Ionic http get from non-ssl websites with CORS settings

I have my website enabled with CORS. I am able to check my links using Postman and it is working perfect.

The Ionic application I am developing also is working fine when I use these links from the browser. The moment i run the application in an android phone it stops working. The following is the error message I got.

    {
      "headers": {
        "normalizedNames": {},
        "lazyUpdate": null,
        "headers": {}
      },
      "status": 0,
      "statusText": "Unknown Error",
      "url": "http://subdomain.mydomain.com/DataServer/Country",
      "ok": false,
      "name": "HttpErrorResponse",
      "message": "Http failure response for http://subdomain.mydomain.com/DataServer/Country: 0 Unknown Error",
      "error": {
        "isTrusted": true
      }
    }

Please note that the site from which I am trying to get the data is http, not https. When I tried to get data from a https it works. I tried to get the data from the following

https://jsonplaceholder.typicode.com/todos/1

The code

 this.http.get('https://jsonplaceholder.typicode.com/todos/1').subscribe((response) => {
      alert("Success: " + JSON.stringify(response));
    }, (err) => {
      alert("Error: " + JSON.stringify(err));
    });

The problem looks like Ionic (Cordova) is blocking http.get requests from http websites.. (Non-secured).

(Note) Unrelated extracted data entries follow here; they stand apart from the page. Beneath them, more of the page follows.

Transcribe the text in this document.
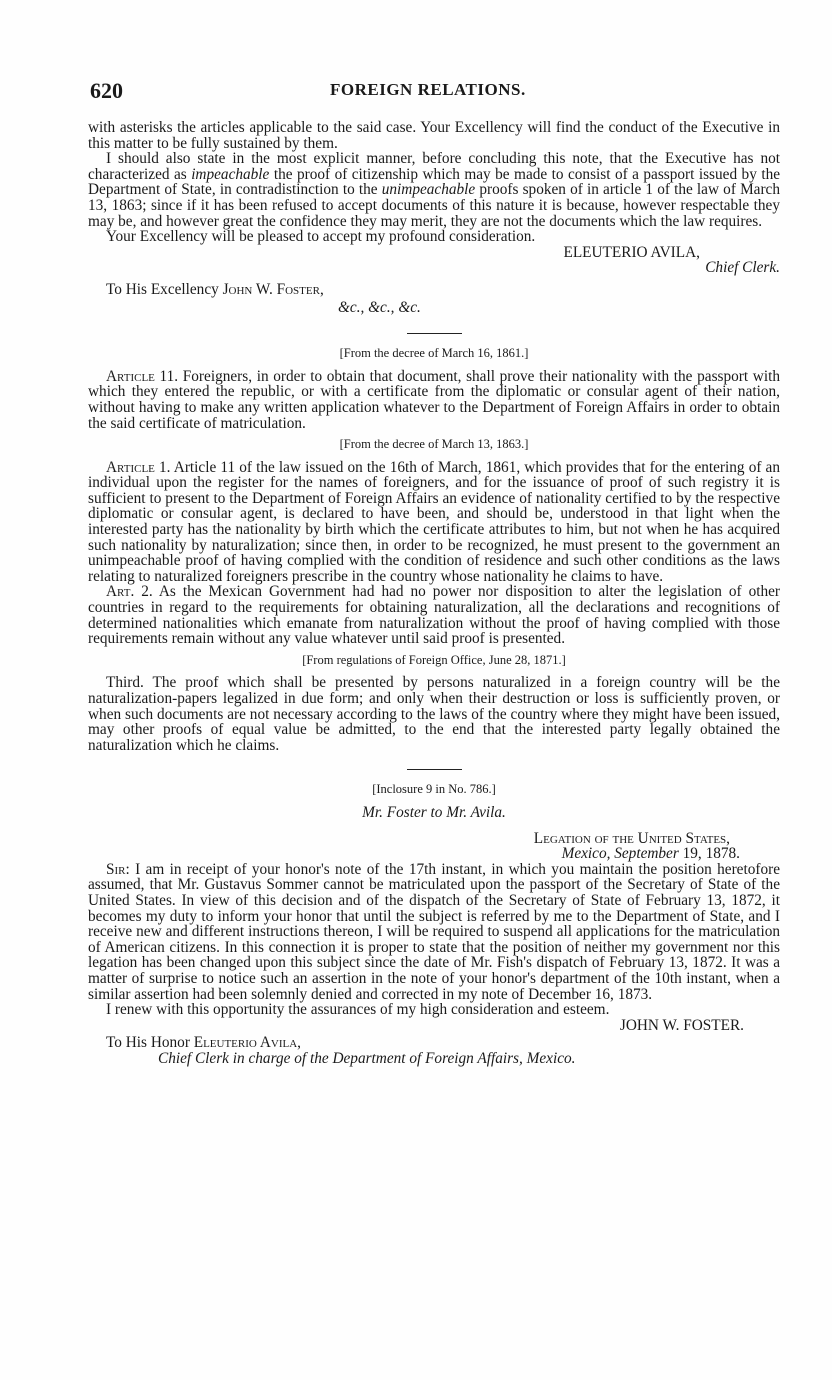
620	FOREIGN RELATIONS.

with asterisks the articles applicable to the said case. Your Excellency will find the conduct of the Executive in this matter to be fully sustained by them.

I should also state in the most explicit manner, before concluding this note, that the Executive has not characterized as impeachable the proof of citizenship which may be made to consist of a passport issued by the Department of State, in contradistinction to the unimpeachable proofs spoken of in article 1 of the law of March 13, 1863; since if it has been refused to accept documents of this nature it is because, however respectable they may be, and however great the confidence they may merit, they are not the documents which the law requires.

Your Excellency will be pleased to accept my profound consideration.

ELEUTERIO AVILA,

Chief Clerk.

To His Excellency John W. Foster,

&c., &c., &c.

[From the decree of March 16, 1861.]

Article 11. Foreigners, in order to obtain that document, shall prove their nationality with the passport with which they entered the republic, or with a certificate from the diplomatic or consular agent of their nation, without having to make any written application whatever to the Department of Foreign Affairs in order to obtain the said certificate of matriculation.

[From the decree of March 13, 1863.]

Article 1. Article 11 of the law issued on the 16th of March, 1861, which provides that for the entering of an individual upon the register for the names of foreigners, and for the issuance of proof of such registry it is sufficient to present to the Department of Foreign Affairs an evidence of nationality certified to by the respective diplomatic or consular agent, is declared to have been, and should be, understood in that light when the interested party has the nationality by birth which the certificate attributes to him, but not when he has acquired such nationality by naturalization; since then, in order to be recognized, he must present to the government an unimpeachable proof of having complied with the condition of residence and such other conditions as the laws relating to naturalized foreigners prescribe in the country whose nationality he claims to have.

Art. 2. As the Mexican Government had had no power nor disposition to alter the legislation of other countries in regard to the requirements for obtaining naturalization, all the declarations and recognitions of determined nationalities which emanate from naturalization without the proof of having complied with those requirements remain without any value whatever until said proof is presented.

[From regulations of Foreign Office, June 28, 1871.]

Third. The proof which shall be presented by persons naturalized in a foreign country will be the naturalization-papers legalized in due form; and only when their destruction or loss is sufficiently proven, or when such documents are not necessary according to the laws of the country where they might have been issued, may other proofs of equal value be admitted, to the end that the interested party legally obtained the naturalization which he claims.

[Inclosure 9 in No. 786.]

Mr. Foster to Mr. Avila.

Legation of the United States,

Mexico, September 19, 1878.

Sir: I am in receipt of your honor's note of the 17th instant, in which you maintain the position heretofore assumed, that Mr. Gustavus Sommer cannot be matriculated upon the passport of the Secretary of State of the United States. In view of this decision and of the dispatch of the Secretary of State of February 13, 1872, it becomes my duty to inform your honor that until the subject is referred by me to the Department of State, and I receive new and different instructions thereon, I will be required to suspend all applications for the matriculation of American citizens. In this connection it is proper to state that the position of neither my government nor this legation has been changed upon this subject since the date of Mr. Fish's dispatch of February 13, 1872. It was a matter of surprise to notice such an assertion in the note of your honor's department of the 10th instant, when a similar assertion had been solemnly denied and corrected in my note of December 16, 1873.

I renew with this opportunity the assurances of my high consideration and esteem.

JOHN W. FOSTER.

To His Honor Eleuterio Avila,

Chief Clerk in charge of the Department of Foreign Affairs, Mexico.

Is there a way to override this?

1 answer

  • answered 2020-03-31 16:57 Mostafa Harb

    Its not cordova problem , the problem is in your version if you test it on version less than 28 then it will run normally, but for version more than 28 , android disable any request if its not https for security reasons, in order to overcome this problem, u can either get a free ssl from any ssl sites and put it on your domain or their are website that you put before your domain like https://sslspecificsitename?site=http://yoursite.com. So its role is to fake anddroid request that request is https and then redirect and make the request to your website. But the first is better since any website you write infront of your link could be stopped or deleted by its owner so your app will stip so go and get a free ssl.